Transpose variable number of rows into columns in OpenRefine - openrefine

I have an xml file containing records from a library catalogue. I have imported it into OpenRefine but all the values are in one column. I want to transpose it so each field in the record has its own column. However, this is complicated by the fact that a) each field is optional so does not exist in all records and b) many fields are repeatable so can appear multiple times in each record. Here's a simplified example of what the data looks like:
| RecordID | Tag | Data |
| 1 | 040a | CaABCD |
| 1 | 245a | Go fish |
| 1 | 245a | A guide to fish |
| 1 | 246i | Fish series |
| 1 | 260a | Fishing friends |
| 2 | 040a | CaABDC |
| 2 | 245a | Happy trails |
| 2 | 246i | Hiking series |
| 2 | 260i | The happy hiker |
| 2 | 500a | Notes |
I have read the Q&A here Openrefine - Transpose rows into columns based on text but the problem with this solution is that if I concatenate all the values together I have no way to be sure what field they belong in anymore, as my data is much more complicated than the data in that question (my actual data has 25+ fields and many thousands of records).

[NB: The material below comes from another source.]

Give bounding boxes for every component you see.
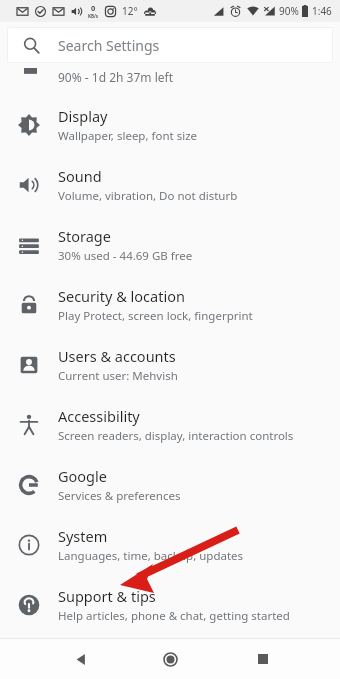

I was able to get closer using Google Sheets and making a pivot table with a calculated field (as in PivotTable to show values, not sum of values - see the answer at the very bottom). However, I still don't know how to handle the repeating fields. In the pivot table the multiple values are there but only the first displays (double-clicking on an individual cell brings up a details table which lists all the values), so when I copy-paste the table I lose the additional values. I would like to concatenate them but I cannot see a way to do so within the pivot table.
Can you think of any other way I could do this, in OpenRefine or another tool? Thanks!

The classic way to fix this in OpenRefine is to use "Transpose -> Columnize by key value". But this feature is poorly documented and can cause headaches even for OpenRefine developers. In your case, repeated fields will be problematic, so here is a possible solution.
1° Go to the "tag" column, click on "Transpose -> Columnize by key value" and use the following configuration (don't forget the "Note column (optional)")
The result will look like this (my dataset is not exactly the same as yours, I modified a value to do some test)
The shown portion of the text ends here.